Why is the core of a subgroup contained in the subgroup?

[PsychonautQQ]

Let H be a subgroup of G, then:
Core H = {a in G | a is an element of gHg^(-1) for all g in G} = The intersection of all conjugates of H in G

My book goes on to say that every element of Core H is in H itself because H is a conjugate to itself. Previously, I understood that H was a conjugate to itself because 1H1^(-1) = H, where 1 is the identity. However, the definition of Core H is the *intersection* of all conjugates, and it seems that core of H would be included in H only if gHg^(-1) = H for all g in G, (aka H is normal).

What am I not understanding here? Anyone who can shed any light what so ever is greatly appreciated.

 

[lavinia]

Let H be a subgroup of G, then:
Core H = {a in G | a is an element of gHg^(-1) for all g in G} = The intersection of all conjugates of H in G

My book goes on to say that every element of Core H is in H itself because H is a conjugate to itself. Previously, I understood that H was a conjugate to itself because 1H1^(-1) = H, where 1 is the identity. However, the definition of Core H is the *intersection* of all conjugates, and it seems that core of H would be included in H only if gHg^(-1) = H for all g in G, (aka H is normal).

What am I not understanding here? Anyone who can shed any light what so ever is greatly appreciated.

The intersection of all of the conjugates must be in H since H is one of the conjugates. For instance, the identity element is in the intersection of all of the conjugates.

 

[PsychonautQQ]

I understand the identity element is in the intersection of all of the conjugates, but how would you prove that an arbitrary h in H is in the intersection?

 

[lavinia]

I understand the identity element is in the intersection of all of the conjugates, but how would you prove that an arbitrary h in H is in the intersection?

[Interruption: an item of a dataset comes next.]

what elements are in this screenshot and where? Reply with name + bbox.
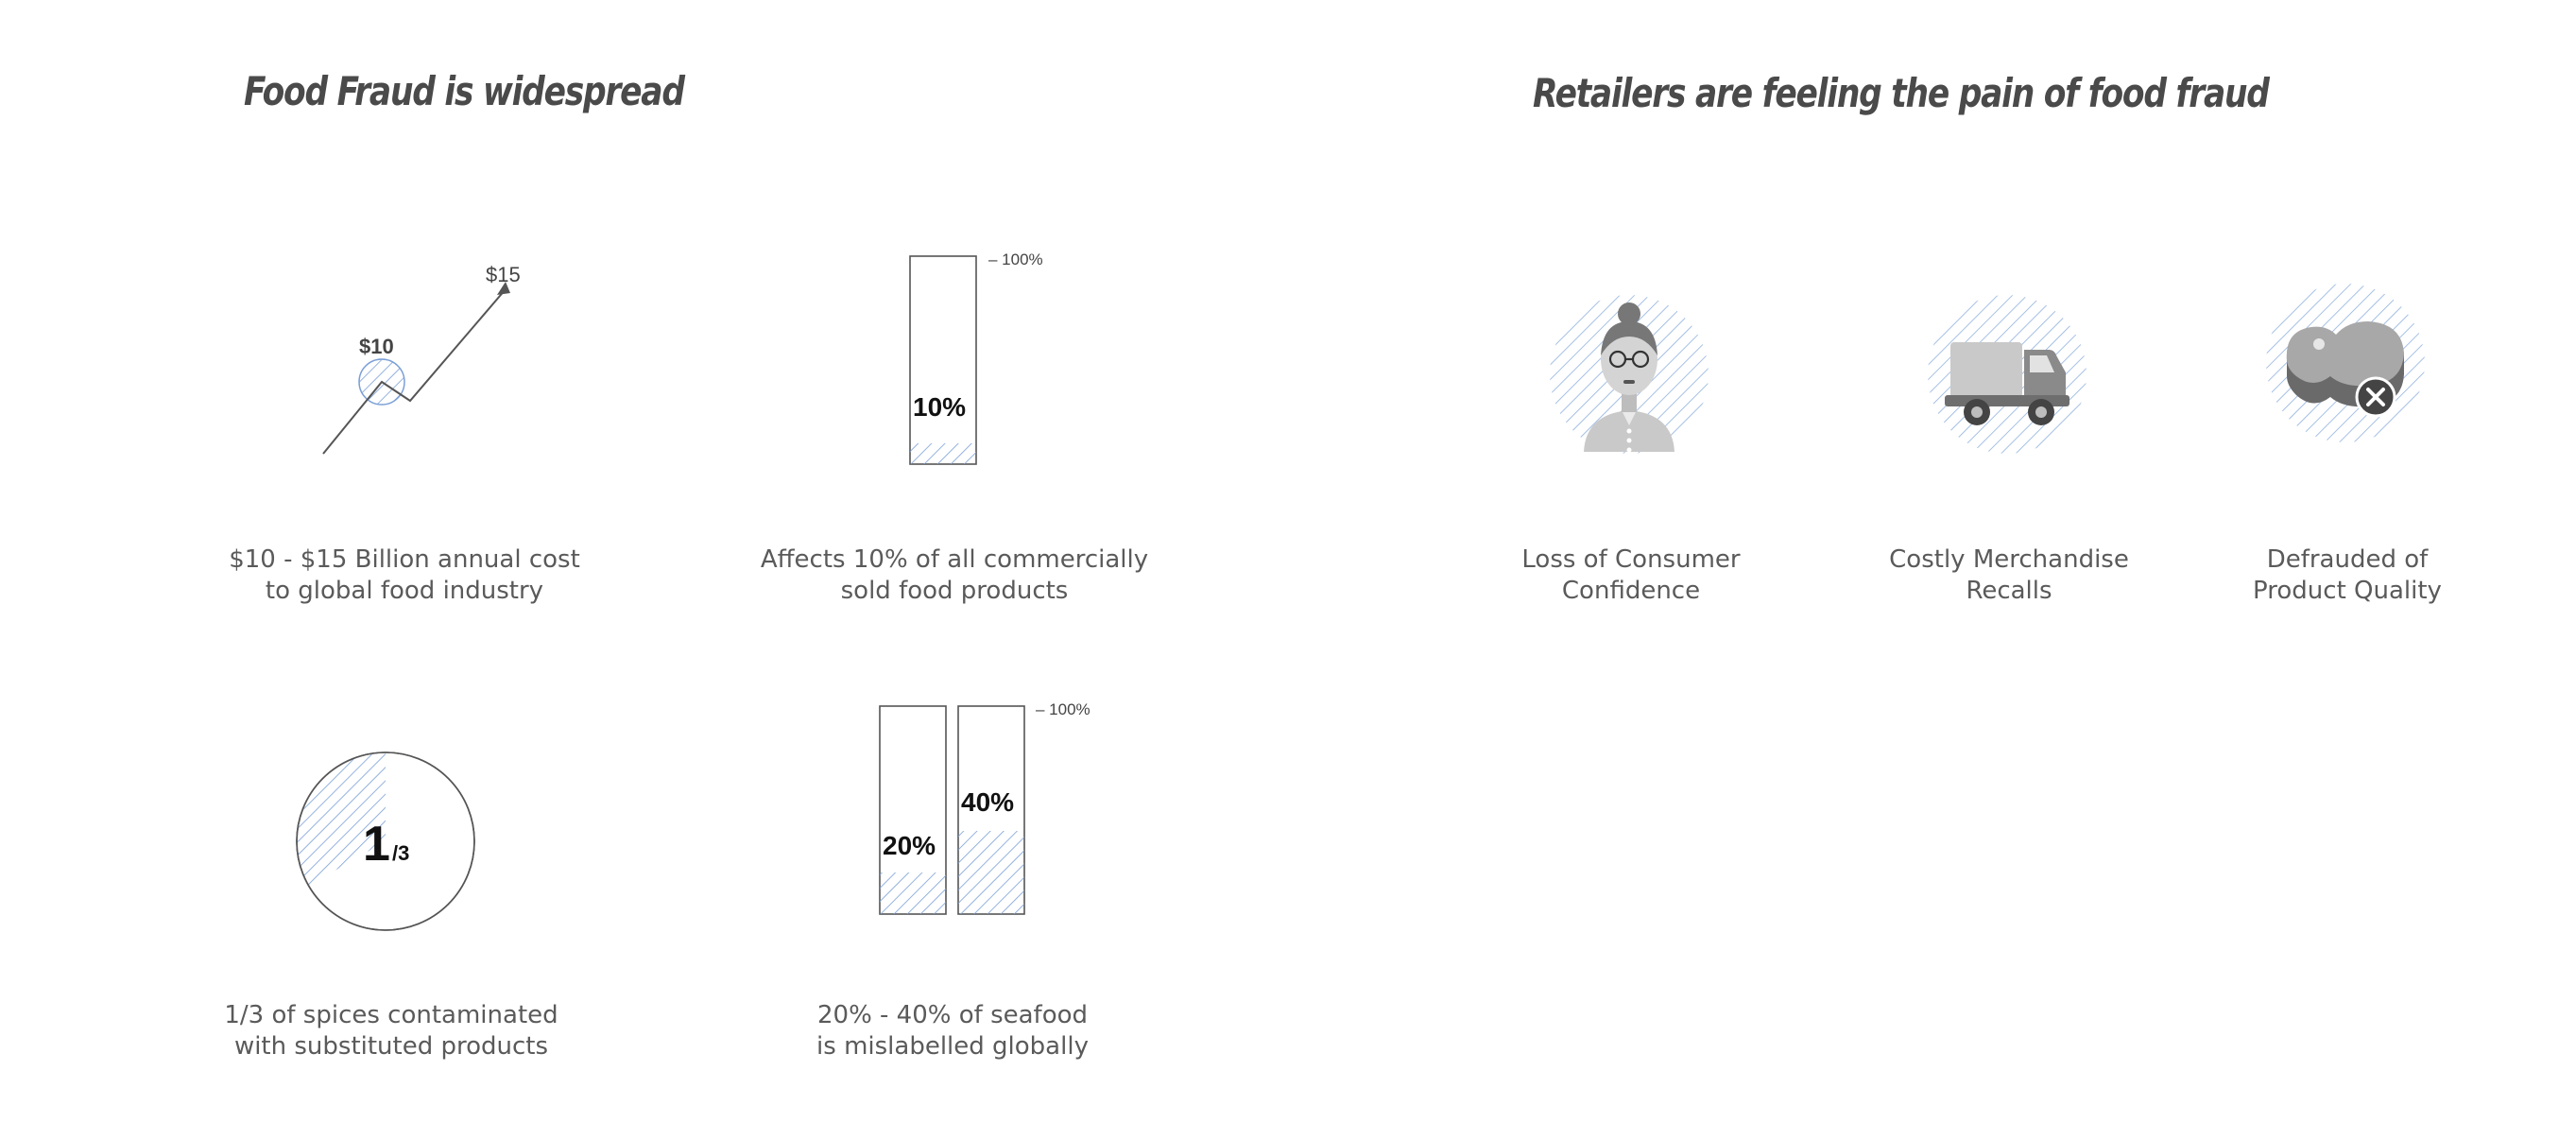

Not all of the elements of H are in the intersection - in general.

For instance take the group with two generators a and b with the relation
$a^2 = b^4 = 1$
$aba = b^3$

$a$ generates a subgroup,$H$, of order 2.

$H = {a,1}$

$bHb^{-1} = bab^{-1}, 1$

but
$bab^{-1} = bab^{3} = ab^{2}$

So a is not in the core of H

 

[PsychonautQQ]

Wow thanks, that really helps. Can you prove why anything in the core is also in H?

 

[lavinia]

Wow thanks, that really helps. Can you prove why anything in the core is also in H?

I misread your question. Below I am explaining why not all of H need be in the core.

Well the identity always is. But after that there are no guarantees. If H is a normal subgroup then all of H is in the core. In the example I gave - which BTW is the dihedral group of order 8 - I purposefully chose a not normal subgroup.

Try to come up with and example where the core of H is greater that the identity element but not all of H.

 

[lavinia]

Sorry I misread your question. I was saying that not all of H needs to be in the core. The reason that the core must be contained in H is that His one of the sets in the intersection. So if isn't in H it is not in the core.